今回は先人達の残した成功例に追随してお手軽に音質改善を狙います。
必要なもの
今回の改造に必要なものはこちら
- ケーブル(900QUATTRO)
- プラグ(NEUTRIK NP3X-B)
- はんだごてセット
以上です。ケーブルとプラグは先ほど紹介したサイトから購入しました。送料込みで3,000円かかりません。はんだごてセットもAmazonで安く手に入ります。
分解してケーブル交換、半田付け
では、早速処理していきます。まず、ケーブルの端子から見ていきます。
ケーブルはこのMDR-CD900STのために開発されたという900QUATTROを2M購入。こちらは1メーター単位で購入できます。
被覆を剥いで見ると、こんな感じ。4芯と、周りにシールドが施されています。
これをまずプラグ側に半田付け。黄色がTip、赤がRing、白とピンクがSleeveとなるように配線しました。
では続いて本丸のヘッドフォン側。耳当て部分を外すとこんな感じ。スポンジがかなり消耗しているのはご愛嬌で・・・(これも今後交換したい)
入力側からは赤、白、黒の3本の線が、そして右耳側へは細い赤、金の線が半田付けされています。この状態から、下の画像のように半田付けし直します。
また、矢印で示した部分はカッターで切断し、電気的に絶縁された状態にします。
これにてセパレート配線が完了し、左右のGNDが共有するのはプラグのSleeve部分だけになります。ちなみにケーブルの取り回しはこのようにしました。
結果、音場が広がり、中央がすっきりした
肝心の音はどうなったでしょうか。改造前後を精緻に聴き比べることはできないため、あくまで主観的な意見としてお話します。

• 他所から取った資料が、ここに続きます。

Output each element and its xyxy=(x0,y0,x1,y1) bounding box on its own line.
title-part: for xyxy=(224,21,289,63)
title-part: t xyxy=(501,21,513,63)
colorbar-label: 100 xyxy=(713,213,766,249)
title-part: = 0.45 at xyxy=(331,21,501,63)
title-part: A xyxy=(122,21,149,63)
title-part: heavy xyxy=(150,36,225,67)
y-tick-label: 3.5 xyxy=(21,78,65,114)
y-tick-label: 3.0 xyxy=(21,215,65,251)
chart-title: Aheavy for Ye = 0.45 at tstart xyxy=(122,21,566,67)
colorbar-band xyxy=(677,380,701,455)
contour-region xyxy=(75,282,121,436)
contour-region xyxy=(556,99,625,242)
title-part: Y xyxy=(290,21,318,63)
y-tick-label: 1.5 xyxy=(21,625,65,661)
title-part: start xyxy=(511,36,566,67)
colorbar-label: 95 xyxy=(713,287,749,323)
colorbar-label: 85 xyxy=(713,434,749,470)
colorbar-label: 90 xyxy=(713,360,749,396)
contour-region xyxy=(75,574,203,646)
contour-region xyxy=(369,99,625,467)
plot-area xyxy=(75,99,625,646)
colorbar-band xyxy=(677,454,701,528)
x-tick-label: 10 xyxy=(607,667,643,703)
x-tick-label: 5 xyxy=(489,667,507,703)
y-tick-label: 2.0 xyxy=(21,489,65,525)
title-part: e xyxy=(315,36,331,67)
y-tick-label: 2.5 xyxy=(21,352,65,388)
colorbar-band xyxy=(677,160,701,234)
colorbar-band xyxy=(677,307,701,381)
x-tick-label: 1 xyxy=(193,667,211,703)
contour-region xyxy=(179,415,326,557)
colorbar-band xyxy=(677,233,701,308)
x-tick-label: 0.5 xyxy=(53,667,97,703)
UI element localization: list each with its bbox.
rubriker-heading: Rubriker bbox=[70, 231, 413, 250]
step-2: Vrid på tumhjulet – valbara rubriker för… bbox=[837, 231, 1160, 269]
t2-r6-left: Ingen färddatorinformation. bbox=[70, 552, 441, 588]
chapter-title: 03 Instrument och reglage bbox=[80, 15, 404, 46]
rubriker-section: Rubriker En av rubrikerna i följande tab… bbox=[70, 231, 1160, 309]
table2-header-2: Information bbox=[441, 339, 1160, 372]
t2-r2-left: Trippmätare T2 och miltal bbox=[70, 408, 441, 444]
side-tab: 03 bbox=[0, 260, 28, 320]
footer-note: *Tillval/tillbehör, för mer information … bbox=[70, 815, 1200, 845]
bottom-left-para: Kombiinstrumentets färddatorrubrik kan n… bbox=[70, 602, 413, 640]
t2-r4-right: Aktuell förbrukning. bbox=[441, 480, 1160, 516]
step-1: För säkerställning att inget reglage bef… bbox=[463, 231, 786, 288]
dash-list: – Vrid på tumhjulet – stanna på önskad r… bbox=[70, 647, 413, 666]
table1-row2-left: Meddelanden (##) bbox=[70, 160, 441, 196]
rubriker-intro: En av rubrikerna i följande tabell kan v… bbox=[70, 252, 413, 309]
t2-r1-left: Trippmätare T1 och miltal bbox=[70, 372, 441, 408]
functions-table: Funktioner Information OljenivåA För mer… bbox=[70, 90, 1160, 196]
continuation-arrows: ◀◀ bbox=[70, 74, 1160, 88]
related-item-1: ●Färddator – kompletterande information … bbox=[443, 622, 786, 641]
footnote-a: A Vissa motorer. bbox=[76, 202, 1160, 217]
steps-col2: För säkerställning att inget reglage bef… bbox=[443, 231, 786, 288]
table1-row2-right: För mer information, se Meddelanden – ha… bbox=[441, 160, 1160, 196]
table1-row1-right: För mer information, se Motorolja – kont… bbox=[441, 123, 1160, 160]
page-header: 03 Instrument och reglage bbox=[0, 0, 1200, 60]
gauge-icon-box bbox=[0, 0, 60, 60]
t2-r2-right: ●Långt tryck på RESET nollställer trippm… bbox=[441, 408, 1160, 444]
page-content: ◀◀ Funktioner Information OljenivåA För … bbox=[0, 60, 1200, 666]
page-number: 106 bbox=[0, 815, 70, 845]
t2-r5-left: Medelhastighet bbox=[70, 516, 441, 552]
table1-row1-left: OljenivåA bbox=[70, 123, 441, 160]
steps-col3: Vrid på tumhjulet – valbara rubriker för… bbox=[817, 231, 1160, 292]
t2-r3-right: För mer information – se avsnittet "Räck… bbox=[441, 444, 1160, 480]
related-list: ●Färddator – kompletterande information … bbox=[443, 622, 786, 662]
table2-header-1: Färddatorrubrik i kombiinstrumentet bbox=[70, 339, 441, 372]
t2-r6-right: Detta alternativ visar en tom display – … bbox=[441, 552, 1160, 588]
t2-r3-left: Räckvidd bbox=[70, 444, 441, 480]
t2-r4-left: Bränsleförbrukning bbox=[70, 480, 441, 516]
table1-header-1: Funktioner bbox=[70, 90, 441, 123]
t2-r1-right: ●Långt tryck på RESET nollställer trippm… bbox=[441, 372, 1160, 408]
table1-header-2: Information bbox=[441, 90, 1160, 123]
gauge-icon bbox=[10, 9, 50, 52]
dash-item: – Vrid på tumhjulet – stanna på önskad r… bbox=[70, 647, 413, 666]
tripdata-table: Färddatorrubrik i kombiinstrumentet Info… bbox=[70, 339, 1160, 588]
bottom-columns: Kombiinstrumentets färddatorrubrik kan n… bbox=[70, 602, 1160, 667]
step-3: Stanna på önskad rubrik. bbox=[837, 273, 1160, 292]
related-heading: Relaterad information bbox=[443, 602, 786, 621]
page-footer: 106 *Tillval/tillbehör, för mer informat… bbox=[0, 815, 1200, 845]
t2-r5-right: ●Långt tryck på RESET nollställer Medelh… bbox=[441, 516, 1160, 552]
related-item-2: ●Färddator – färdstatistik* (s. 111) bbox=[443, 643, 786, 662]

まず、もともと中央付近の音が少しごちゃごちゃしている印象だったのが、左右に広がり、すっきりした感じがしました。同時に、分解能が向上してより楽器が分離して聞こえるようになりました。
逆に、真ん中にガツン!ときていたパワーは少し抑えめになりましたので、今までより音量をあげても耳にイタくならなくなりました。
特にライブ音源の臨場感がかなり改善したように思います。
このあたり、数値に基づいた詳しい分析は今回参考にしたアンブレラカンパニーさんをはじめ他の方が精緻に行ってくださっているのでそちらに譲ろうと思います。
しかし、体感としてはより好みの音に変化したことは確かで、今回の改造、やってよかったと思います。
多くの方が知恵を絞っていい音を追求するなか、MDR-CD900STは格好の実験台となるわけですから、成功例を真似することで手っ取り早く「イイ音」にたどり着ける、というのは嬉しいことですね。やはりこいつ、お手軽でありつつ、奥の深いヘッドフォンです。